O Índice Global da Fome (IGF) 2022 expõe uma escala de gravidade da fome que inclui os níveis "baixo, moderado, grave, alarmante e extremamente alarmante". Segundo o relatório, "a fome elevada persiste em demasiadas regiões", com os níveis de população que se encontram subnutridos a aumentar e sem previsões de qualquer melhoria até 2030, o que põe em causa as metas definidas na chamada Agenda 2030 (delineada pela ONU e constituída por 17 grandes objectivos de desenvolvimento sustentável).
O Índice Global da Fome 2022 reflecte, segundo os especialistas que realizaram o relatório, "tanto o escândalo da fome alarmante em muitos países, quanto a trajetória de mudança em países onde décadas de progresso no combate à fome estão a ser destruídos".
No relatório do IGF 2022 lê-se que a fome foi agravada pelas últimas crises e pelas actualmente em curso, como o impacto da pandemia de covid-19, a guerra na Ucrânia e as alterações climáticas, "todas elas poderosas potenciadoras de fome"
O Sul da Ásia, segundo o documento, é a região com os valores mais elevados, sendo a África subsaariana a segunda região com os níveis de fome mais graves, com a subalimentação e a taxa de mortalidade infantil "mais altas do que qualquer outra região do mundo".
Os valores de regiões como a África oriental, a Ásia ocidental e o norte de África também são "preocupantes".
No documento, o IGF revela que "a percentagem de pessoas sem acesso regular a calorias suficientes está a aumentar", em relação aos "cerca de 828 milhões de pessoas subalimentadas em 2021, o que representa uma inversão de mais de uma década de progresso no combate à fome", devido a "uma onda de crises".
"A guerra na Ucrânia veio aumentar ainda mais os preços globais dos alimentos, de combustíveis e fertilizantes e tem o potencial de agravar ainda mais a fome em 2023 e nos anos seguintes", lê-se no relatório, que observa que "estas crises vêm juntar-se a factores subjacentes, tais como pobreza, desigualdade, governação inadequada, fracas infra-estruturas e baixa produtividade agrícola, que contribuem para a fome e vulnerabilidade crónicas".
"A nível mundial e em muitos países e regiões, os actuais sistemas alimentares são inadequados para enfrentar estes desafios e acabar com a fome", afirmam os especialistas que elaboraram o documento, defendendo que, "sem uma mudança significativa, existe um potencial de agravamento da situação já em 2023".

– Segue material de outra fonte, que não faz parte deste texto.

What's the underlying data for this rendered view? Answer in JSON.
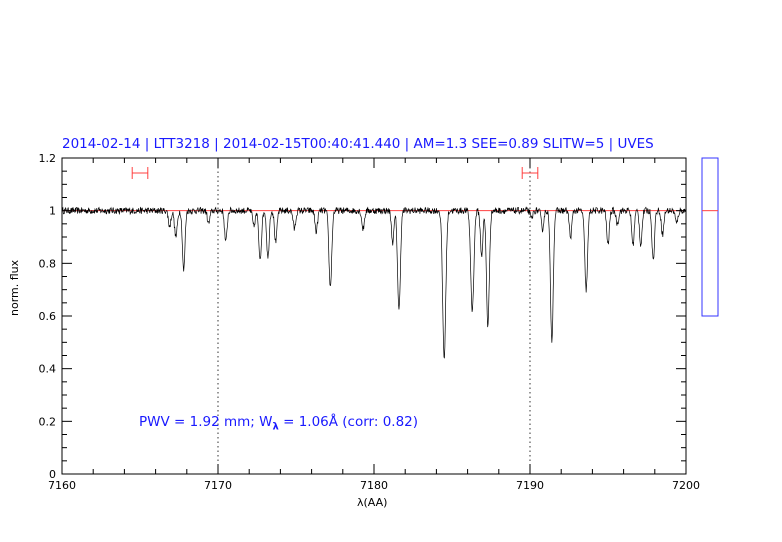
{
  "title": "2014-02-14 | LTT3218 | 2014-02-15T00:40:41.440 | AM=1.3  SEE=0.89  SLITW=5 | UVES",
  "annotation": {
    "prefix": "PWV = 1.92 mm; W",
    "sub": "λ",
    "suffix": " = 1.06Å (corr: 0.82)"
  },
  "colors": {
    "title": "#1a1aff",
    "continuum": "#ff4040",
    "spectrum": "#000000",
    "side_box": "#3333ff",
    "marker": "#ff4040"
  },
  "chart_data": {
    "type": "line",
    "xlabel": "λ(AA)",
    "ylabel": "norm. flux",
    "xlim": [
      7160,
      7200
    ],
    "ylim": [
      0,
      1.2
    ],
    "x_ticks": [
      "7160",
      "7170",
      "7180",
      "7190",
      "7200"
    ],
    "y_ticks": [
      "0",
      "0.2",
      "0.4",
      "0.6",
      "0.8",
      "1",
      "1.2"
    ],
    "vertical_dotted_lines": [
      7170,
      7190
    ],
    "continuum_level": 1.0,
    "range_markers": [
      [
        7164.5,
        7165.5
      ],
      [
        7189.5,
        7190.5
      ]
    ],
    "side_panel": {
      "ylim": [
        0.6,
        1.2
      ],
      "value": 1.0
    },
    "absorption_lines": [
      {
        "x": 7166.9,
        "depth": 0.06,
        "width": 0.08
      },
      {
        "x": 7167.3,
        "depth": 0.1,
        "width": 0.09
      },
      {
        "x": 7167.8,
        "depth": 0.23,
        "width": 0.08
      },
      {
        "x": 7169.4,
        "depth": 0.05,
        "width": 0.08
      },
      {
        "x": 7170.5,
        "depth": 0.12,
        "width": 0.08
      },
      {
        "x": 7172.3,
        "depth": 0.06,
        "width": 0.08
      },
      {
        "x": 7172.7,
        "depth": 0.18,
        "width": 0.09
      },
      {
        "x": 7173.2,
        "depth": 0.18,
        "width": 0.08
      },
      {
        "x": 7173.7,
        "depth": 0.12,
        "width": 0.08
      },
      {
        "x": 7174.9,
        "depth": 0.07,
        "width": 0.08
      },
      {
        "x": 7176.3,
        "depth": 0.08,
        "width": 0.08
      },
      {
        "x": 7177.2,
        "depth": 0.29,
        "width": 0.09
      },
      {
        "x": 7179.3,
        "depth": 0.07,
        "width": 0.08
      },
      {
        "x": 7181.2,
        "depth": 0.12,
        "width": 0.08
      },
      {
        "x": 7181.6,
        "depth": 0.38,
        "width": 0.09
      },
      {
        "x": 7184.5,
        "depth": 0.56,
        "width": 0.1
      },
      {
        "x": 7186.3,
        "depth": 0.38,
        "width": 0.1
      },
      {
        "x": 7186.9,
        "depth": 0.17,
        "width": 0.08
      },
      {
        "x": 7187.3,
        "depth": 0.44,
        "width": 0.09
      },
      {
        "x": 7190.1,
        "depth": 0.03,
        "width": 0.08
      },
      {
        "x": 7190.8,
        "depth": 0.07,
        "width": 0.08
      },
      {
        "x": 7191.4,
        "depth": 0.49,
        "width": 0.09
      },
      {
        "x": 7192.6,
        "depth": 0.1,
        "width": 0.08
      },
      {
        "x": 7193.6,
        "depth": 0.3,
        "width": 0.09
      },
      {
        "x": 7195.0,
        "depth": 0.13,
        "width": 0.08
      },
      {
        "x": 7195.6,
        "depth": 0.05,
        "width": 0.08
      },
      {
        "x": 7196.6,
        "depth": 0.13,
        "width": 0.08
      },
      {
        "x": 7197.1,
        "depth": 0.13,
        "width": 0.08
      },
      {
        "x": 7197.9,
        "depth": 0.19,
        "width": 0.08
      },
      {
        "x": 7198.5,
        "depth": 0.09,
        "width": 0.08
      },
      {
        "x": 7199.4,
        "depth": 0.05,
        "width": 0.08
      }
    ]
  }
}
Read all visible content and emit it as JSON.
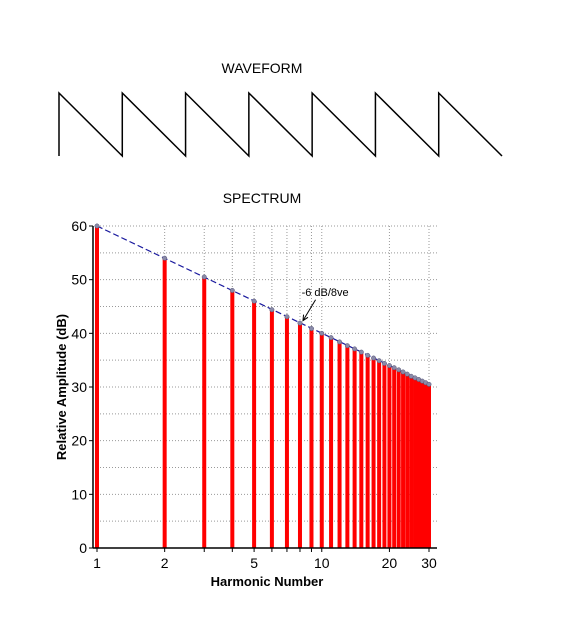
{
  "waveform": {
    "title": "WAVEFORM",
    "shape": "sawtooth",
    "cycles": 7
  },
  "chart_data": {
    "type": "bar",
    "title": "SPECTRUM",
    "xlabel": "Harmonic Number",
    "ylabel": "Relative Amplitude (dB)",
    "x_scale": "log",
    "xlim": [
      1,
      30
    ],
    "ylim": [
      0,
      60
    ],
    "x_ticks": [
      1,
      2,
      5,
      10,
      20,
      30
    ],
    "x_grid": [
      1,
      2,
      3,
      4,
      5,
      6,
      7,
      8,
      9,
      10,
      20,
      30
    ],
    "y_ticks": [
      0,
      10,
      20,
      30,
      40,
      50,
      60
    ],
    "y_minor_grid": [
      5,
      15,
      25,
      35,
      45,
      55
    ],
    "grid": true,
    "harmonics": [
      1,
      2,
      3,
      4,
      5,
      6,
      7,
      8,
      9,
      10,
      11,
      12,
      13,
      14,
      15,
      16,
      17,
      18,
      19,
      20,
      21,
      22,
      23,
      24,
      25,
      26,
      27,
      28,
      29,
      30
    ],
    "values": [
      60.0,
      54.0,
      50.5,
      48.0,
      46.0,
      44.4,
      43.1,
      41.9,
      40.9,
      40.0,
      39.2,
      38.4,
      37.7,
      37.1,
      36.5,
      35.9,
      35.4,
      34.9,
      34.4,
      34.0,
      33.6,
      33.2,
      32.8,
      32.4,
      32.0,
      31.7,
      31.4,
      31.1,
      30.8,
      30.5
    ],
    "trend_line": {
      "from": [
        1,
        60.0
      ],
      "to": [
        30,
        30.5
      ]
    },
    "annotation": {
      "text": "-6 dB/8ve",
      "x": 8.3,
      "y": 47,
      "points_to": [
        8,
        42.0
      ]
    },
    "colors": {
      "bars": "#ff0000",
      "trend": "#1a1a9e",
      "points": "#8a8aa8",
      "grid": "#999999"
    }
  }
}
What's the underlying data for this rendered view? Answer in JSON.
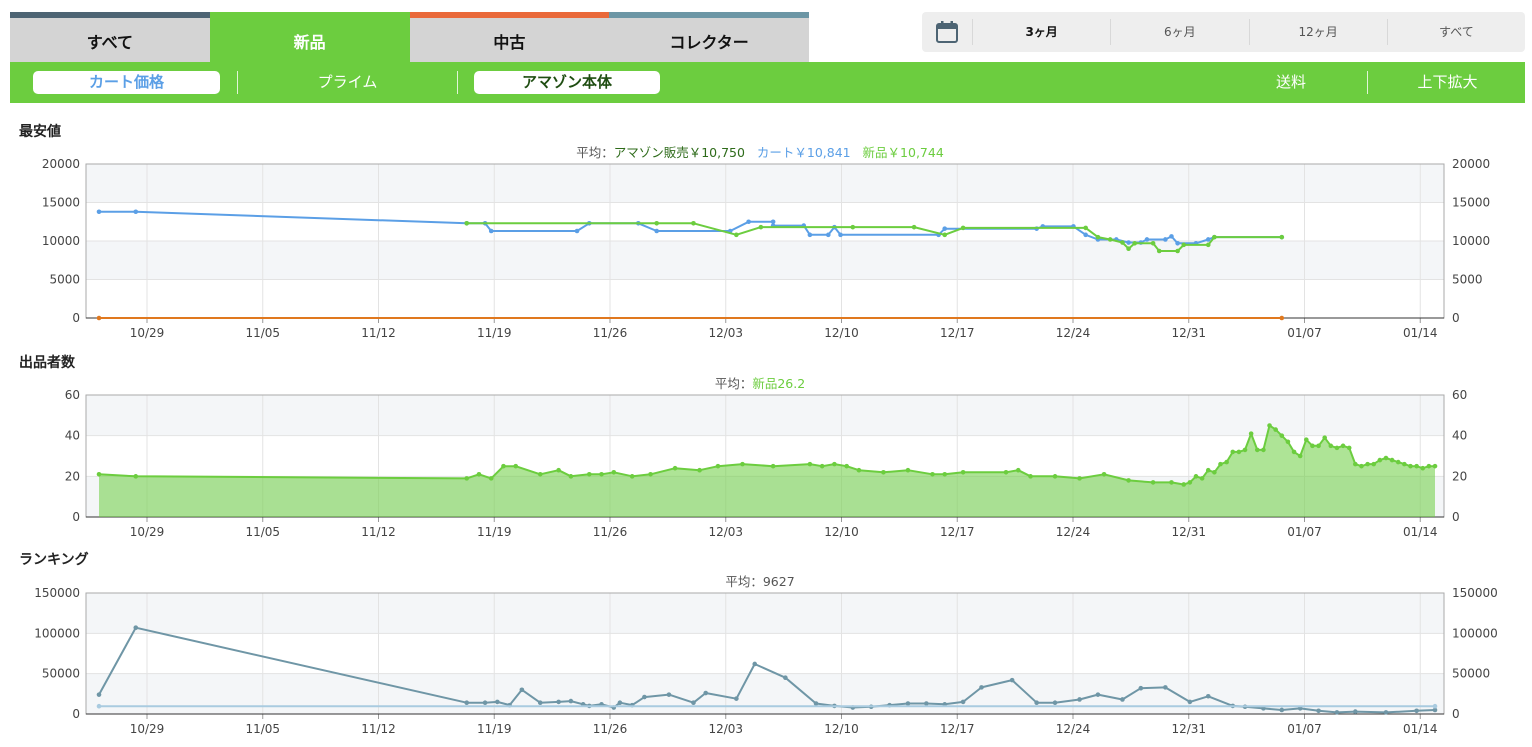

Os especialistas alertam para o facto de cinco países do mundo num nível alarmante - quatro deles africanos e o Iémen, um país em guerra civil desde 2014, que provocou, segundo a ONU, "a pior crise humanitária do mundo" e que, em Outubro de 2020, a edição anual do IGF incluía já entre os países com níveis de fome alarmantes.
Além disso, o IGF coloca quatro países num nível provisoriamente alarmante - mais três países africanos e a Síria, também palco de uma guerra civil desde 2011 - e 35 países num nível grave de fome (a maioria dos quais também africanos, além de Timor-Leste, Haiti, Índia e Paquistão, Papua-Nova Guiné, Coreia do Norte e Afeganistão, onde os talibãs retomaram o poder há pouco mais de um ano e que enfrenta uma grave crise económica).
As possíveis soluções indicadas no relatório passam pela transformação dos sistemas alimentares, bem como pela importância do papel que os Governos locais desempenham nestas regiões.
"Num sistema alimentar global que ficou aquém do fim sustentável da fome, é importante olhar para a governação dos sistemas alimentares a nível local, onde os cidadãos estão a encontrar formas inovadoras de responsabilizar os decisores pela resolução do problema da insegurança alimentar e nutricional", refere uma das especialistas, Danielle Resnick, num ensaio incluído no relatório do IGF deste ano.
"Embora a transformação dos sistemas alimentares demande, em última análise, intervenções a múltiplos níveis, justifica-se uma maior concentração na governação local dos sistemas alimentares", porque "as práticas de gestão dos recursos naturais, os métodos agrícolas e pecuários e as preferências alimentares assentam frequentemente nas tradições culturais locais, experiências históricas, e condições agro-ecológicas", defende Resnick.
O Sul asiático é também a região com maior taxa de atraso no crescimento infantil (raquitismo) e, "de longe, a maior taxa de emaciação infantil do que qualquer outra região do mundo".
A emaciação infantil (percentagem de crianças com menos de cinco anos com baixo peso para a sua altura, o que é reflexo de subnutrição aguda), a subalimentação, o atraso no crescimento infantil (que reflecte subnutrição crónica) e a taxa de mortalidade infantil de crianças com menos de cinco anos, são os quatro indicadores em que se apoia o relatório "para medir e acompanhar de forma abrangente a fome a nível global, regional e nacional ao longo dos últimos anos e décadas".